The taxi stand was outside, in front of the station. There were three cars parked. A tall black man wearing a bright red Hawaiian shirt saw me first. “Where you headed?” I was about to tell him when a short Mexican woman grabbed my suitcase. “I take you,” she smiled. Then she glared at the man in the Hawaiian shirt. “I get you there FASTER, ok? This way.” I was too tired to argue; plus, she did have my suitcase. So I followed her to her car. The black yelled. “YOU BITCH,” he called. “I TOLD YOU, WE DON’T DO THAT.” At first she ignored him. “I’LL GET YA, YA FUCKIN’ BITCH!” Then she turned around, looked at the man, and spat on the ground. I didn’t look back. I was following my suitcase.

“Ok,” she said, opening the trunk and putting my suitcase in it. I tossed my satchel in and she closed the trunk. Then she opened the back door for me, got in, and we were off.

“Where to?” she asked.

I gave her the address.

“Ok,” she said. Once we were pulling out, I looked back. The tall black man in the Hawaiian shirt was watching after us, shaking his head. Then, as if he had an instinct, he turned and saw a woman with two large bags approaching.

The driver spoke to me. “What’s the address again?”

I told her.

“What’s that?”

“Motel,” I tried to answer, “Lost Dutchman.”

“Ah, ok.” she said. “Just so you know,” she added, “I don’t open trunk until you pay. If you tell me you gotta go meet someone at their room and get the money, you lose your stuff.”

“Fine,” I said.

She started chattering on about other things. I don’t know exactly what. I wasn’t paying attention. Something about how I had to watch out for people. How I couldn’t trust anybody anymore, not even cabbies. I wondered how much I was going to have to tip to get the trunk open, but at that point, the only place on my body that wasn’t aching was my little toe. Just get me to the motel, I thought. I’ll worry about other shit later.

After a short trip that probably could have been shorter, we pulled into the parking lot. She turned around and smiled. “$20.75,” she said.

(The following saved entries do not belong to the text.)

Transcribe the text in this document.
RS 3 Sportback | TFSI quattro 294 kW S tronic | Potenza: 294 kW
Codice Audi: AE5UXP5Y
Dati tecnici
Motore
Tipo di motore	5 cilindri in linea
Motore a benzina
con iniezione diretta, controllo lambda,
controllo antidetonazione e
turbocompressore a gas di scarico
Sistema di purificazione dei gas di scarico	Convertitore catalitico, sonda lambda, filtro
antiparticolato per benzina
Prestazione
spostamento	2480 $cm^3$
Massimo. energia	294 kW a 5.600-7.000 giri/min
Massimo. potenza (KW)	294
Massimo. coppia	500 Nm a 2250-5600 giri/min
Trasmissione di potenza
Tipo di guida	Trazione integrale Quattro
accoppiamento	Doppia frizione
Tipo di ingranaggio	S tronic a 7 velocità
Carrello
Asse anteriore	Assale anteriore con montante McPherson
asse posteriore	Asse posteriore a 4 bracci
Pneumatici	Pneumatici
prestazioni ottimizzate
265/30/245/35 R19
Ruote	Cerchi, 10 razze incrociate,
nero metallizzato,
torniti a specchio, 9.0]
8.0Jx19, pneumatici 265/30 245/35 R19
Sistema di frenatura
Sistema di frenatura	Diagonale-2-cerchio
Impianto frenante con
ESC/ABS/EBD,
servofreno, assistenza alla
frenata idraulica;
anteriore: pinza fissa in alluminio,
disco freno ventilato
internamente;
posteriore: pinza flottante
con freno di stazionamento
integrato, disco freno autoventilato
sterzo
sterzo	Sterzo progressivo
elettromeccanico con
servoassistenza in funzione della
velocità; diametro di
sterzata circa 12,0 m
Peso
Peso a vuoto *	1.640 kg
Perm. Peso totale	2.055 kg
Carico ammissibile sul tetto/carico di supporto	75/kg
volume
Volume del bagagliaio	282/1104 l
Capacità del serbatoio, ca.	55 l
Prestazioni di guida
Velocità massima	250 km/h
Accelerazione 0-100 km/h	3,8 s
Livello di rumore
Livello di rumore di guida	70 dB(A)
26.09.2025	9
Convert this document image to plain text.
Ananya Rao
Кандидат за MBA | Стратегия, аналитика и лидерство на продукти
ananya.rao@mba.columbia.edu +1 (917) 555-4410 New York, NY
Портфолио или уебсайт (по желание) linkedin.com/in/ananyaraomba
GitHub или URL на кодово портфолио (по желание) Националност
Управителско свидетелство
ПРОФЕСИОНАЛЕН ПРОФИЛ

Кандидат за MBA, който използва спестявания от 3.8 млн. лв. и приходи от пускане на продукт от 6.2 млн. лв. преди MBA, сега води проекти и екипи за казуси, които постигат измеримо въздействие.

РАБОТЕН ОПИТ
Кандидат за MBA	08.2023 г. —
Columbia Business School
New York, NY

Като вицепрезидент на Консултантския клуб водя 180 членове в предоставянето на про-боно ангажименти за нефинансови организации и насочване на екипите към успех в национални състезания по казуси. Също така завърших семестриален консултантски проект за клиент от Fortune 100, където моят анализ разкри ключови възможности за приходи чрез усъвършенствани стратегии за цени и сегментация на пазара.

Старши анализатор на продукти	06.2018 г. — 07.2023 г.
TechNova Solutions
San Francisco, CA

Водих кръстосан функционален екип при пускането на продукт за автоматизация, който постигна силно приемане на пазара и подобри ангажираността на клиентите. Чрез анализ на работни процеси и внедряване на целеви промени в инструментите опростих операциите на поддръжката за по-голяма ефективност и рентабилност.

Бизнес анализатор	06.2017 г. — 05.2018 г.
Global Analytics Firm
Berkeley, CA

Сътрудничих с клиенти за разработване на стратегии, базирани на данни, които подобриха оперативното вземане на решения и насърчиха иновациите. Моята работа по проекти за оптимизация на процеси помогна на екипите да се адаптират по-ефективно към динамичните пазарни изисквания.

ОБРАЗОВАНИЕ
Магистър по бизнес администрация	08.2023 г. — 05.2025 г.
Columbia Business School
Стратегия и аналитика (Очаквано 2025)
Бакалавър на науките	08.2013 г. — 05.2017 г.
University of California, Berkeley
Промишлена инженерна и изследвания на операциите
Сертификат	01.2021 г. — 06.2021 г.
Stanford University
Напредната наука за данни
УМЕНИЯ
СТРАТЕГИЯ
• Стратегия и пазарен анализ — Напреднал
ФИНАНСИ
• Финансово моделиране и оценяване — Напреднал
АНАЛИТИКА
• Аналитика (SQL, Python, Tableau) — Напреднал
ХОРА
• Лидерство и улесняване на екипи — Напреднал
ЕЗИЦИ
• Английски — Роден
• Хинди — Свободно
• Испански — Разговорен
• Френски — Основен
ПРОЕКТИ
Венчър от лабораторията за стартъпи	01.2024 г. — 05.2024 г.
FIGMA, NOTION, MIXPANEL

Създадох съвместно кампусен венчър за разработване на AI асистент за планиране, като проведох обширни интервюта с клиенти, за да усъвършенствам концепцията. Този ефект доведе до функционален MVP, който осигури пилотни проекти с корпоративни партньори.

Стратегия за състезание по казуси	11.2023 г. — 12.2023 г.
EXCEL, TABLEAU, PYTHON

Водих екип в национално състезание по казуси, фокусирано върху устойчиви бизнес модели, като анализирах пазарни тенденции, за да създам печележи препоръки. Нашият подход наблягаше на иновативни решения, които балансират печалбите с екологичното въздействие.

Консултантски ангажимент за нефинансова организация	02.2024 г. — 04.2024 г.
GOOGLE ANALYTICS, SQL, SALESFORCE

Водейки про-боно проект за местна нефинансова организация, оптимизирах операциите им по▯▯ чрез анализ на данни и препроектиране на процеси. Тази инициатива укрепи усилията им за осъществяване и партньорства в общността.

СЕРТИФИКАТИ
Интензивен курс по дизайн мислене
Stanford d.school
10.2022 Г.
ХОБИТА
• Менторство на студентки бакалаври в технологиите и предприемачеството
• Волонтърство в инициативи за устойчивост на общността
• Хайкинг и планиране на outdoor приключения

I reached into my pocket, found a twenty and a five, hoping that would be enough. “Keep it,” I said.

She thanked me, then got out to open the trunk. Before she pulled off, she gave her card. “You need ride, you call me,” she said.

I mumbled a thank you and dragged my ass to the office, where I put money down for a week. When I got to my room, I didn’t even bother to shower. I fell on the bed and was sleep before my head hit the pillow. I didn't even bother to kick off my shoes.